In [1]:
from pyspark.sql import SparkSession
spark = SparkSession.builder\
.appName('Spark Core Concepts')\
.getOrCreate()

In [16]:
data = [
    ("O001","Hyderabad","Electronics",1200,"Delivered"),
    ("O002","Delhi","Clothing",800,"Delivered"),
    ("O003","Mumbai","Electronics",1500,"Cancelled"),
    ("O004","Bangalore","Grocery",400,"Delivered"),
    ("O005","Hyderabad","Grocery",300,"Delivered"),
    ("O006","Delhi","Electronics",2000,"Delivered"),
    ("O007","Mumbai","Clothing",700,"Delivered"),
    ("O008","Bangalore","Electronics",1800,"Delivered"),
    ("O009","Delhi","Grocery",350,"Cancelled"),
    ("O010","Hyderabad","Clothing",900,"Delivered")
]
columns = ["order_id", "city", "category", "order_amount", "status"]
df = spark.createDataFrame(data, columns)
df.show()
df.printSchema()

+--------+---------+-----------+------------+---------+
|order_id|     city|   category|order_amount|   status|
+--------+---------+-----------+------------+---------+
|    O001|Hyderabad|Electronics|        1200|Delivered|
|    O002|    Delhi|   Clothing|         800|Delivered|
|    O003|   Mumbai|Electronics|        1500|Cancelled|
|    O004|Bangalore|    Grocery|         400|Delivered|
|    O005|Hyderabad|    Grocery|         300|Delivered|
|    O006|    Delhi|Electronics|        2000|Delivered|
|    O007|   Mumbai|   Clothing|         700|Delivered|
|    O008|Bangalore|Electronics|        1800|Delivered|
|    O009|    Delhi|    Grocery|         350|Cancelled|
|    O010|Hyderabad|   Clothing|         900|Delivered|
+--------+---------+-----------+------------+---------+

root
 |-- order_id: string (nullable = true)
 |-- city: string (nullable = true)
 |-- category: string (nullable = true)
 |-- order_amount: long (nullable = true)
 |-- status: string (nullable = true)



In [19]:
df.rdd.getNumPartitions()

2

In [20]:
df_repart = df.repartition(4)
df_repart.rdd.getNumPartitions()

4

In [21]:
df_coalesce = df_repart.coalesce(1)
df_coalesce.rdd.getNumPartitions()

1

In [24]:
filtered_df = df.filter(df.city == "Delhi")
selected_df = filtered_df.select("order_id", "order_amount")

In [11]:
selected_df.show() #lazy computation of spark. doesnt compute till it says show.
#computes all actions together to save computation power.

+-------+------------+
|orde_id|order_amount|
+-------+------------+
|   O002|         800|
|   O006|        2000|
|   O009|         350|
+-------+------------+



In [25]:
df_lineage = (
    df.filter(df.status == "Delivered")
    .filter(df.order_amount > 500)
    .select("city", "order_amount")
)
#lineage bunch of transformations in data. multi func same time

In [26]:
df_lineage.count()

6

In [30]:
df.explain(True)

== Parsed Logical Plan ==
LogicalRDD [order_id#41, city#42, category#43, order_amount#44L, status#45], false

== Analyzed Logical Plan ==
order_id: string, city: string, category: string, order_amount: bigint, status: string
LogicalRDD [order_id#41, city#42, category#43, order_amount#44L, status#45], false

== Optimized Logical Plan ==
LogicalRDD [order_id#41, city#42, category#43, order_amount#44L, status#45], false

== Physical Plan ==
*(1) Scan ExistingRDD[order_id#41,city#42,category#43,order_amount#44L,status#45]

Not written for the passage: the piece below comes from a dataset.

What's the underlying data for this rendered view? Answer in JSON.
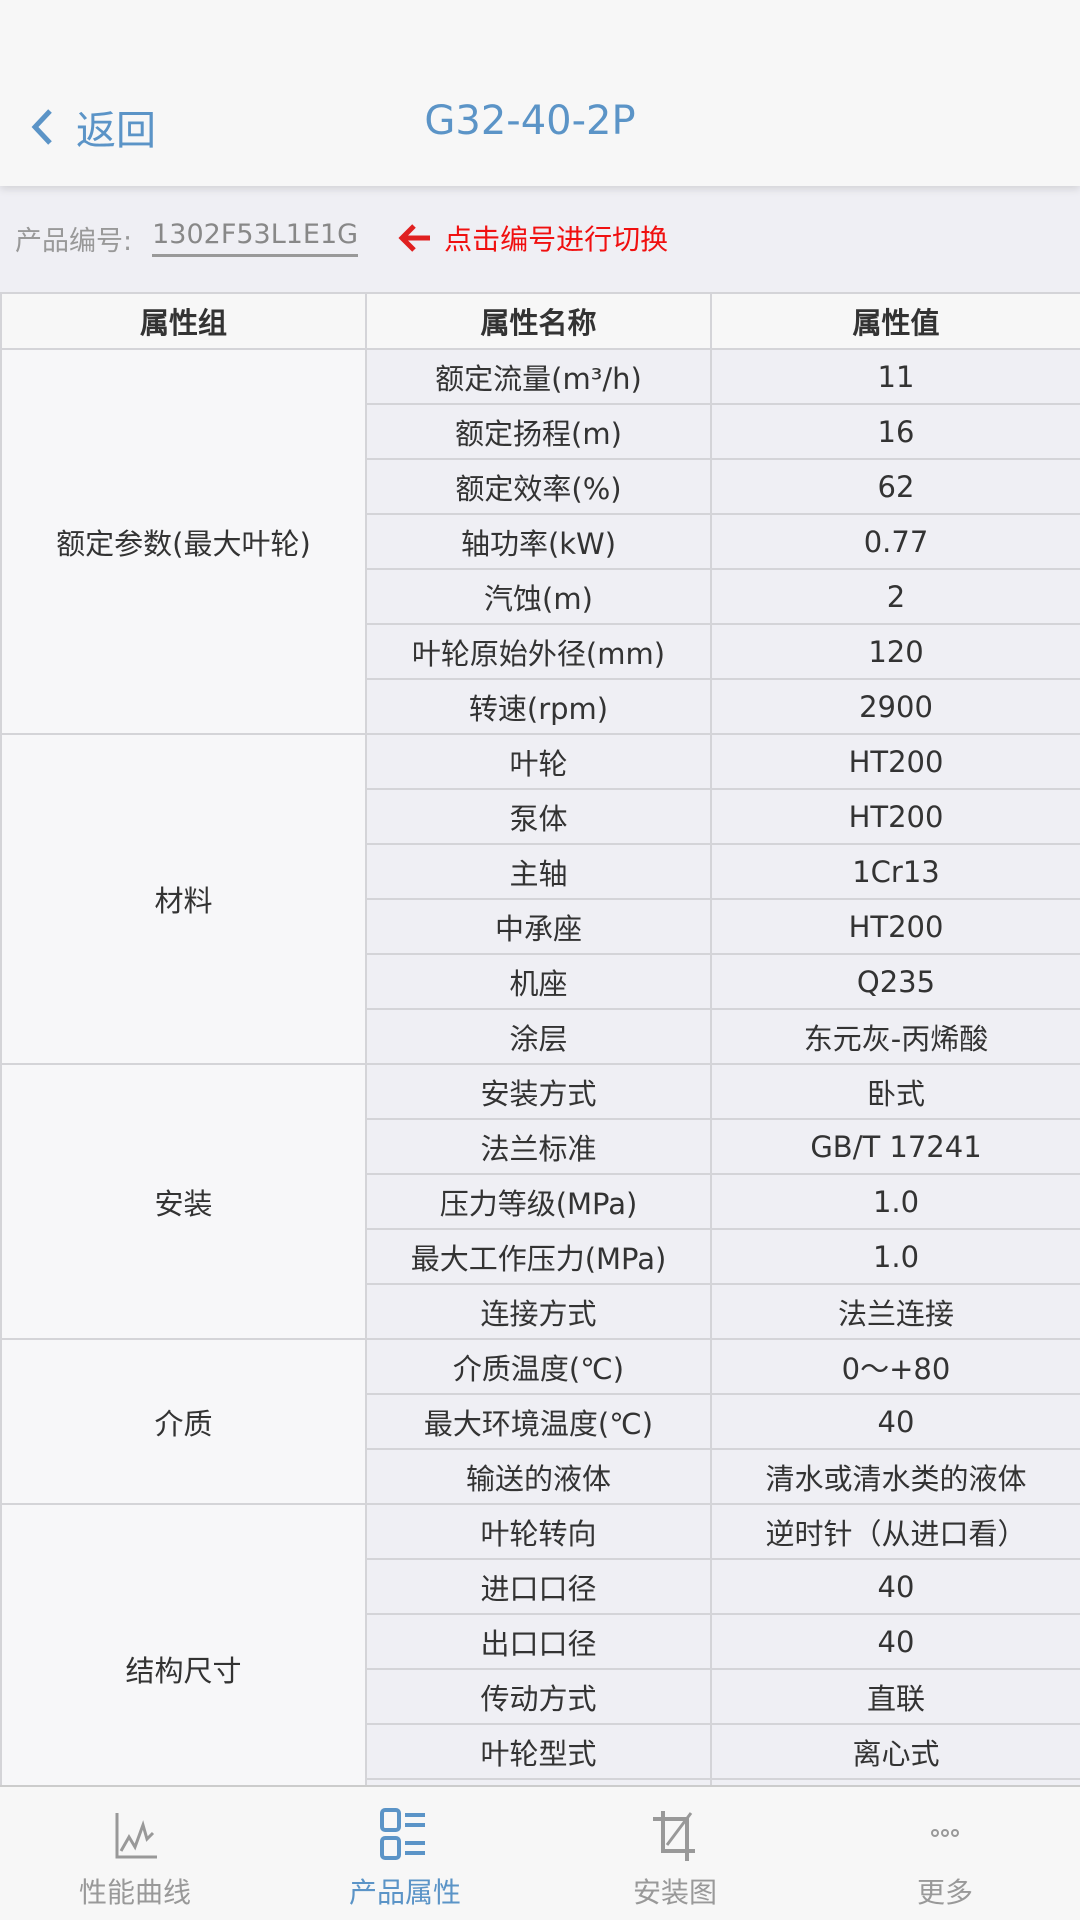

to explain what spark is doing
4 stages of execution in pyspark:
1. Parsed Logical Plan: Initial understanding of your code, before validation.
2. Analyzed Logical Plan: Validates the query against the data schema (checks if columns/tables exist).
3. Optimized Logical Plan: Spark applies smart rules to make the query run faster (e.g., filtering early).
4. Physical Plan: The detailed, step-by-step instructions Spark uses to actually run the query on your data.


In [29]:
df_lineage.explain(True)

== Parsed Logical Plan ==
'Project ['city, 'order_amount]
+- Filter (order_amount#44L > cast(500 as bigint))
   +- Filter (status#45 = Delivered)
      +- LogicalRDD [order_id#41, city#42, category#43, order_amount#44L, status#45], false

== Analyzed Logical Plan ==
city: string, order_amount: bigint
Project [city#42, order_amount#44L]
+- Filter (order_amount#44L > cast(500 as bigint))
   +- Filter (status#45 = Delivered)
      +- LogicalRDD [order_id#41, city#42, category#43, order_amount#44L, status#45], false

== Optimized Logical Plan ==
Project [city#42, order_amount#44L]
+- Filter ((isnotnull(status#45) AND isnotnull(order_amount#44L)) AND ((status#45 = Delivered) AND (order_amount#44L > 500)))
   +- LogicalRDD [order_id#41, city#42, category#43, order_amount#44L, status#45], false

== Physical Plan ==
*(1) Project [city#42, order_amount#44L]
+- *(1) Filter ((isnotnull(status#45) AND isnotnull(order_amount#44L)) AND ((status#45 = Delivered) AND (order_amount#44L > 500)))
   +- *(

1. Parsed Logical Plan: Your code's operations (filter, select) are noted.
2. Analyzed Logical Plan: Spark confirms columns and operations are valid.
3. Optimized Logical Plan: Spark combines and reorders operations for efficiency (e.g., merging filters).
4. Physical Plan: The final, step-by-step instructions for execution, including optimized filters and column selection.